Aku : Owh..Raka kan sudah mulai sekolah PAUD, di TK dekat masjid situ. Emang kenapa? Vier mau sekolah di PAUD juga, biar bisa main lagi sama Raka?
Vier : Tidak mau (dia lagi senang menggunakan "tidak mau" daripada "ga mau".). Vier mau di rumah aja.
Aku : Maksudnya gimana?
Vier : Vier ga mau sekolah, Bun. Vier di rumah aja. Bu guru aja yang ke rumah Vier.
Aku : Owh.. Vier mau sekolah di rumah aja? Jadi, Bunda minta Bu guru untuk datang ke rumah Vier? Kenapa begitu?
Vier : Iya. Soalnya Bu guru naik motor.


Aku makin bingung dengan statement anak 3,5 tahun ini.

Aku : Maksudnya gimana, Vier? Vier juga bisa diantar naik motor ke sekolah sama Pa'e atau Bunda kan?
Vier : Tapi Pa'e sama Bunda kan kerja? Vier masih kecil. Kalo Bu Guru kan udah gede, bisa naik motor sendiri.

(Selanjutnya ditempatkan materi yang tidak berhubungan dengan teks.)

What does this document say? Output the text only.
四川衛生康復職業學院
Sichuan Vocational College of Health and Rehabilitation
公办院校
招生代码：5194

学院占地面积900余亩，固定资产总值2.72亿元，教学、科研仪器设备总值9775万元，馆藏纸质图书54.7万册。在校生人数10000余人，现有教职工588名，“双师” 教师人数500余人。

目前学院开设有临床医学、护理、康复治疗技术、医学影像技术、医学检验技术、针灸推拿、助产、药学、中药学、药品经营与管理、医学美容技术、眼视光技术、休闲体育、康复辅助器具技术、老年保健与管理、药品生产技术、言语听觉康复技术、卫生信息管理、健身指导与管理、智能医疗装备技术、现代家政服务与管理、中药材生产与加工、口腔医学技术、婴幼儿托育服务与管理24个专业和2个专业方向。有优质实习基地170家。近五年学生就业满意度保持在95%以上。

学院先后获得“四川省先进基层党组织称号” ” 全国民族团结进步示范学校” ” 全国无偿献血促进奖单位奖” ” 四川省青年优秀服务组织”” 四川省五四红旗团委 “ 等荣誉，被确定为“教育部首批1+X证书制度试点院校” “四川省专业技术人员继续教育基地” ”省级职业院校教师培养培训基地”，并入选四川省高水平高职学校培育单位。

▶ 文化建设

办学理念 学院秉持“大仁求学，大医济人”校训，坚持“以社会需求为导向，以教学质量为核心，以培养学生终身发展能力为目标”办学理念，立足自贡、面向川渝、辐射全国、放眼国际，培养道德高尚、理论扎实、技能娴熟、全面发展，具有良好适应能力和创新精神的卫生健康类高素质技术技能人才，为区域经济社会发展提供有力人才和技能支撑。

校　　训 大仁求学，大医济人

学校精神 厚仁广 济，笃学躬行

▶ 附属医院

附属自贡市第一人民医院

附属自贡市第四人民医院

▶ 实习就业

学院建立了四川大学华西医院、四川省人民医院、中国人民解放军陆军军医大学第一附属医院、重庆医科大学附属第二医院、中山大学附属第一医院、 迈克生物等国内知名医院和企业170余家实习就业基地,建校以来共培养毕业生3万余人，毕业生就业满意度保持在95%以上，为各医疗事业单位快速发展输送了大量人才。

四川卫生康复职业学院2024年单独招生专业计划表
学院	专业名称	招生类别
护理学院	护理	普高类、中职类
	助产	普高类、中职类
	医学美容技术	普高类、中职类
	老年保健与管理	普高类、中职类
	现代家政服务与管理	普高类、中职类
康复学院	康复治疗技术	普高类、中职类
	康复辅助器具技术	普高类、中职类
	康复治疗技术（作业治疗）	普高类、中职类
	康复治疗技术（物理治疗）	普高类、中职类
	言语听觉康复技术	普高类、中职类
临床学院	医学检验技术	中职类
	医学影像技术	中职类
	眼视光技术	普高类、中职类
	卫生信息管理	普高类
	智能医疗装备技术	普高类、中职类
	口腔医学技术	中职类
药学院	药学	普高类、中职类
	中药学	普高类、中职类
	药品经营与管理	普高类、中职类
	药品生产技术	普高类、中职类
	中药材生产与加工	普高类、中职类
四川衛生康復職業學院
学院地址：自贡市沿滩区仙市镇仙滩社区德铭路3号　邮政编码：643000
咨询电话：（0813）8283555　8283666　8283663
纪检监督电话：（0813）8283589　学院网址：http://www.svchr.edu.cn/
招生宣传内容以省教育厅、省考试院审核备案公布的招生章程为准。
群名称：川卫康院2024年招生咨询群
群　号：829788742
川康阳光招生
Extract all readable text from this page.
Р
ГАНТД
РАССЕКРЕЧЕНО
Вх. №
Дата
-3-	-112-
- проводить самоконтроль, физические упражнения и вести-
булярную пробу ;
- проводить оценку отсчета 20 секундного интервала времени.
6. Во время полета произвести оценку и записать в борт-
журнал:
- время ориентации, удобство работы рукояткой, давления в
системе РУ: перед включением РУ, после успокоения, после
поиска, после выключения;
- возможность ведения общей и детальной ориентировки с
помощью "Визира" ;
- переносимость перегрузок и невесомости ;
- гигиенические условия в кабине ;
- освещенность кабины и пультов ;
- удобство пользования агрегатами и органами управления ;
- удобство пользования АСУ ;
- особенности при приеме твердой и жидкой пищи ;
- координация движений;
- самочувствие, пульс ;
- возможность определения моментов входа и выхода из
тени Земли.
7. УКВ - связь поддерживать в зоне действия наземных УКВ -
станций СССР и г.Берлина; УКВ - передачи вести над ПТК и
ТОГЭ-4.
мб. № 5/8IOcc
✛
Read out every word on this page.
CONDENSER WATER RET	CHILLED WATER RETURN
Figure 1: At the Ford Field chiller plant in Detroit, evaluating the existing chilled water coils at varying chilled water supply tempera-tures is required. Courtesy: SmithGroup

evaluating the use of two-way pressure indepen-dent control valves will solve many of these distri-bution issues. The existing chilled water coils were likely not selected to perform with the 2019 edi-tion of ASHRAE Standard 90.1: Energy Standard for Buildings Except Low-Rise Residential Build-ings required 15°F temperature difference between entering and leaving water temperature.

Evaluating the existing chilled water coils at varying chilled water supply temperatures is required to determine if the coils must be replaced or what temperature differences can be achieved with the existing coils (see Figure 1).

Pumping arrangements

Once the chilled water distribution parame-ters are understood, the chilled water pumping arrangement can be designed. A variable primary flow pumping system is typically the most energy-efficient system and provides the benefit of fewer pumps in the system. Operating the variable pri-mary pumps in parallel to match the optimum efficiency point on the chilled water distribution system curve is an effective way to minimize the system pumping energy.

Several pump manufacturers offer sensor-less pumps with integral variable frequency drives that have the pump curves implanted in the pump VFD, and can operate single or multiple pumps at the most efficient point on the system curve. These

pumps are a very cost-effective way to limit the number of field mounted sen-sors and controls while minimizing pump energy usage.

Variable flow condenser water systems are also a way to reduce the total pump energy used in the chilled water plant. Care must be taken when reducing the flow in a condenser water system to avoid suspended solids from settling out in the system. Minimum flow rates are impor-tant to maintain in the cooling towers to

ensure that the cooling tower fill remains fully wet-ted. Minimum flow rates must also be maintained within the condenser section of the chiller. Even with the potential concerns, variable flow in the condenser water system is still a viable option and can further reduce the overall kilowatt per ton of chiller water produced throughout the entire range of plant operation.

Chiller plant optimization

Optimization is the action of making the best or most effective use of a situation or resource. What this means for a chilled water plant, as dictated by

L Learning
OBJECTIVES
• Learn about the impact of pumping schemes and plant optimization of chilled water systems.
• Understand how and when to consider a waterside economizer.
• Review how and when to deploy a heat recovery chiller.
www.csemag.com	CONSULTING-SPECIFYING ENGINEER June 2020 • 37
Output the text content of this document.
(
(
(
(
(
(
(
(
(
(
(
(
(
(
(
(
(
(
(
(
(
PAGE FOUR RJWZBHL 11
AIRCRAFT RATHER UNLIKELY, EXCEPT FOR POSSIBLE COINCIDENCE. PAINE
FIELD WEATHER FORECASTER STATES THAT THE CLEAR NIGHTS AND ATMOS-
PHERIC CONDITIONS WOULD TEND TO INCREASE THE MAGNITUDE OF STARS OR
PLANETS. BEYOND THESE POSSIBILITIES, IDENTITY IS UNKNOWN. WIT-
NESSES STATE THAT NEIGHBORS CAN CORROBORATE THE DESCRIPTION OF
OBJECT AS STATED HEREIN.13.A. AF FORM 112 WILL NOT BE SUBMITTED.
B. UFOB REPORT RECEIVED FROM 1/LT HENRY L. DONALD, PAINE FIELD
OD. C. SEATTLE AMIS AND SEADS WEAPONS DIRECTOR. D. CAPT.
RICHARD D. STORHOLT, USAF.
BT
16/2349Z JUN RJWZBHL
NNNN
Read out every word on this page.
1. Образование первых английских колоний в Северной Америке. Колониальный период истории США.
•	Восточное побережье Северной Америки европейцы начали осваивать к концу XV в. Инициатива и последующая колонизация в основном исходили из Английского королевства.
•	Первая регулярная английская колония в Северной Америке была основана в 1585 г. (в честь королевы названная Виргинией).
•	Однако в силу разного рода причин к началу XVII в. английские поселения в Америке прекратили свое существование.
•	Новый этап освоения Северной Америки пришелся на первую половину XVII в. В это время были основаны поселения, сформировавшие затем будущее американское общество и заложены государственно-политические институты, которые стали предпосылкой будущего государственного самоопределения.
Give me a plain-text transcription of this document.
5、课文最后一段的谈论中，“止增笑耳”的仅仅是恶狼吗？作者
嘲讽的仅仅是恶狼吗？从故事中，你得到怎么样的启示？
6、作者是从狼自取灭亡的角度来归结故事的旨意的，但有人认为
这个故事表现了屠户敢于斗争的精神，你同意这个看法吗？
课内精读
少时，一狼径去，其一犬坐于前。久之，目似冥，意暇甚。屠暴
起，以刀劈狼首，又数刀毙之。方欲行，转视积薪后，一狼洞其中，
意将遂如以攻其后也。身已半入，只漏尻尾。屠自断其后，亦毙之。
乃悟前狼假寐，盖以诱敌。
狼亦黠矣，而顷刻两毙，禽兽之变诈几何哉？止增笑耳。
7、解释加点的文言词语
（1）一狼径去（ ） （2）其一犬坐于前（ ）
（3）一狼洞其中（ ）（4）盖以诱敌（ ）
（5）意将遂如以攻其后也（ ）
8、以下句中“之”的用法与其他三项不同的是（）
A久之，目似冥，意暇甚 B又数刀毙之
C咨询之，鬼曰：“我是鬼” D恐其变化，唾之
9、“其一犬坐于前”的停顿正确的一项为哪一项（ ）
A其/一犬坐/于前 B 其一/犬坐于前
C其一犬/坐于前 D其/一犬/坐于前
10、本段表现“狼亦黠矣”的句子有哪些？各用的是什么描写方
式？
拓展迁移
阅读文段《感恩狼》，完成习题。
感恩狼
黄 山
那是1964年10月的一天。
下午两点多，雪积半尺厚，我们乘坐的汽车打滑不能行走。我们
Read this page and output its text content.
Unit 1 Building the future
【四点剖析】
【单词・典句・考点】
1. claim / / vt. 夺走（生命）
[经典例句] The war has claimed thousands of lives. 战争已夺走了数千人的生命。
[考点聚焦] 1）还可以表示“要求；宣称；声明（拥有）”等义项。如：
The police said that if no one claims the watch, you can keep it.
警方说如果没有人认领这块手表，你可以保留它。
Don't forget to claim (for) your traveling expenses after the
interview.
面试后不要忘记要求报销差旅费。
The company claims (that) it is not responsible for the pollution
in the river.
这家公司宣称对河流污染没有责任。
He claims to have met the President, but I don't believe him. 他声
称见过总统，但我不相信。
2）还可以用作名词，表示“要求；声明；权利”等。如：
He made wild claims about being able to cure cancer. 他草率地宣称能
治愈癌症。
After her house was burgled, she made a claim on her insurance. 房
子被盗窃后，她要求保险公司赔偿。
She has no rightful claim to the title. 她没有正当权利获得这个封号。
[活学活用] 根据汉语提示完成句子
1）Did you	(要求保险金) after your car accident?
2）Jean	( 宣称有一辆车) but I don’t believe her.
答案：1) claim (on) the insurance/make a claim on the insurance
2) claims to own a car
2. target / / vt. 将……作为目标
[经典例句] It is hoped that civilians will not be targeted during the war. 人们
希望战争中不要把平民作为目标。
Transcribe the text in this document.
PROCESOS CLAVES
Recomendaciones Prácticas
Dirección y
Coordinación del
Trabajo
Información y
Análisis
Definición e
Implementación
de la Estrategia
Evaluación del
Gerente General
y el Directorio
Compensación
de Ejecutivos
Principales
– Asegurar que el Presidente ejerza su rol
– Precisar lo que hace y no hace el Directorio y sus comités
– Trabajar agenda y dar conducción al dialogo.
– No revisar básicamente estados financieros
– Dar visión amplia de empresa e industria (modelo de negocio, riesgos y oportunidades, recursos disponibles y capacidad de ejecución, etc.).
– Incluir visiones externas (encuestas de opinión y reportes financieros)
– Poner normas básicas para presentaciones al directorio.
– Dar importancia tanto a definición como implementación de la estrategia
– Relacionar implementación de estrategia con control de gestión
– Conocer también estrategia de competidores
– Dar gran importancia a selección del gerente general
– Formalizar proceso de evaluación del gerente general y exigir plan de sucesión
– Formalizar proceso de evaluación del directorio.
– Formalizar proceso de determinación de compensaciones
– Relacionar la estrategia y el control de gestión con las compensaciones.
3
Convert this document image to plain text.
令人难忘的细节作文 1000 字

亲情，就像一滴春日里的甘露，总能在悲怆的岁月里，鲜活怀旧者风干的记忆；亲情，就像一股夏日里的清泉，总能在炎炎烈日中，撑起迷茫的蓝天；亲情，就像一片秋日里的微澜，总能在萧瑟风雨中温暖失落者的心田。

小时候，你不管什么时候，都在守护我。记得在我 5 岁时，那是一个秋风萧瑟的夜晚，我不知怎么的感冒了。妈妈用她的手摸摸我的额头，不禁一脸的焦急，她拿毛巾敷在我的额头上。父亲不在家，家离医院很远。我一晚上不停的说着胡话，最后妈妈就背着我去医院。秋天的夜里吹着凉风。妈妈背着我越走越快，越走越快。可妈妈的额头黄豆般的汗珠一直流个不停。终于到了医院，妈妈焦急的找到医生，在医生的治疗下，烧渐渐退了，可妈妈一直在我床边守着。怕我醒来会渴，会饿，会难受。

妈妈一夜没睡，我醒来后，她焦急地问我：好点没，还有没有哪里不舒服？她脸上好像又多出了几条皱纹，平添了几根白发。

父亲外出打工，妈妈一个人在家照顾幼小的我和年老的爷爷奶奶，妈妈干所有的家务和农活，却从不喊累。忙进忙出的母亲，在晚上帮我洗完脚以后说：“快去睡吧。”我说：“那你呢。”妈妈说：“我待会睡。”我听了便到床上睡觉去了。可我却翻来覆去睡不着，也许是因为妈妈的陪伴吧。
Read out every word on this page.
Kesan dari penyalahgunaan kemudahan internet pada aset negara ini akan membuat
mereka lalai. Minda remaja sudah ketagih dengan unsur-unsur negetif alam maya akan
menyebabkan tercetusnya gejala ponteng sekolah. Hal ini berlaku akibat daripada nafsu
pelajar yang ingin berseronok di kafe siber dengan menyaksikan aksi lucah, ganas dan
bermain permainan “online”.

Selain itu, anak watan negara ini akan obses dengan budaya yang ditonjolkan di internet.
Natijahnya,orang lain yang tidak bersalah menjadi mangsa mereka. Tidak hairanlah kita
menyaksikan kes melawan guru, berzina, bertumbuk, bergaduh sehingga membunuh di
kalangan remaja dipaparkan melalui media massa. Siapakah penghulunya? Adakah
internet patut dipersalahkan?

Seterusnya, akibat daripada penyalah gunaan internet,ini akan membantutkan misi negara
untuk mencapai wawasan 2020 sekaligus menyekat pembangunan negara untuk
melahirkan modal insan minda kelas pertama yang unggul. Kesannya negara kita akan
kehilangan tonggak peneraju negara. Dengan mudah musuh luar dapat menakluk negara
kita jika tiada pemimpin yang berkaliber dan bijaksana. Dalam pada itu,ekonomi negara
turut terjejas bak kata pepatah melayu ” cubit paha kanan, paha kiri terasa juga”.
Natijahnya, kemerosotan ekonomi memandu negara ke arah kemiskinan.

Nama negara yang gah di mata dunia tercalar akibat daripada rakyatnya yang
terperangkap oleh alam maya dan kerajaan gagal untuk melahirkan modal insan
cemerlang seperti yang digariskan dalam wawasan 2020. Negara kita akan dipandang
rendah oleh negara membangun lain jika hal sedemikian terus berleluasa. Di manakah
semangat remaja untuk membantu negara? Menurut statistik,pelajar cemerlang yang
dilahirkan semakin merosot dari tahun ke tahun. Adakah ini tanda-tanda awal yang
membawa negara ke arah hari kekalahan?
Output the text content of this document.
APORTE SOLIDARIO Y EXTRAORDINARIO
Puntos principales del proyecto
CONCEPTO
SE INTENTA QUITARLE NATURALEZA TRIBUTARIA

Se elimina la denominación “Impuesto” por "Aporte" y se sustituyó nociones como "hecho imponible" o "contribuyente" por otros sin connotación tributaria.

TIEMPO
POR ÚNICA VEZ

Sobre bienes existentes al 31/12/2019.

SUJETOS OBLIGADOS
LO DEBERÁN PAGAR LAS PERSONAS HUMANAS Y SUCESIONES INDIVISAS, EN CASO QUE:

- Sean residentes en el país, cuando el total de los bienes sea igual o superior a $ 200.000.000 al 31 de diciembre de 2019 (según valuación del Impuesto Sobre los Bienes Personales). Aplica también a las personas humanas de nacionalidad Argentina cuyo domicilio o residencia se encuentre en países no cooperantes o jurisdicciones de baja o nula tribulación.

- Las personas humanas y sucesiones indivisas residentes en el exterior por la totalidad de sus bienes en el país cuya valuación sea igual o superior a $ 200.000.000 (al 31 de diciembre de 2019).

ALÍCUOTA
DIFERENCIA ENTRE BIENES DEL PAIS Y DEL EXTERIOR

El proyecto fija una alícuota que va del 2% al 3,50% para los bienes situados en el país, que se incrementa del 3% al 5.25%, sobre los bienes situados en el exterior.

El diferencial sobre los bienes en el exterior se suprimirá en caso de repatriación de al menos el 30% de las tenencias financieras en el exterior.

Owh..aku mulai paham kemana arah pembicaraan anak ini. Vier sedang belajar membandingkan dirinya dengan segala hal yang sedang dia lihat, apapun. Proses membandingkan tersebut harus aku lihat sebagai sebuah proses perkembangan cara berpikirnya. Walaupun sejujurnya aku sangat kagum dengan caranya membangun logika untuk menjelaskan padaku kenapa dia memilih belajar di rumah.
Sambil senyum-senyum melihatnya berusaha meyakinkanku, dalam hatiku berbisik padanya, "Subhanallah, Nak. Itu penjelasan yang paling masuk akal buat Bunda. Bunda bisa menerima penjelasanmu, Nak. Terima kasih sudah berusaha memahamkan Bunda tentang caramu berpikir dan berlogika. Sekali lagi, Bunda belajar darimu."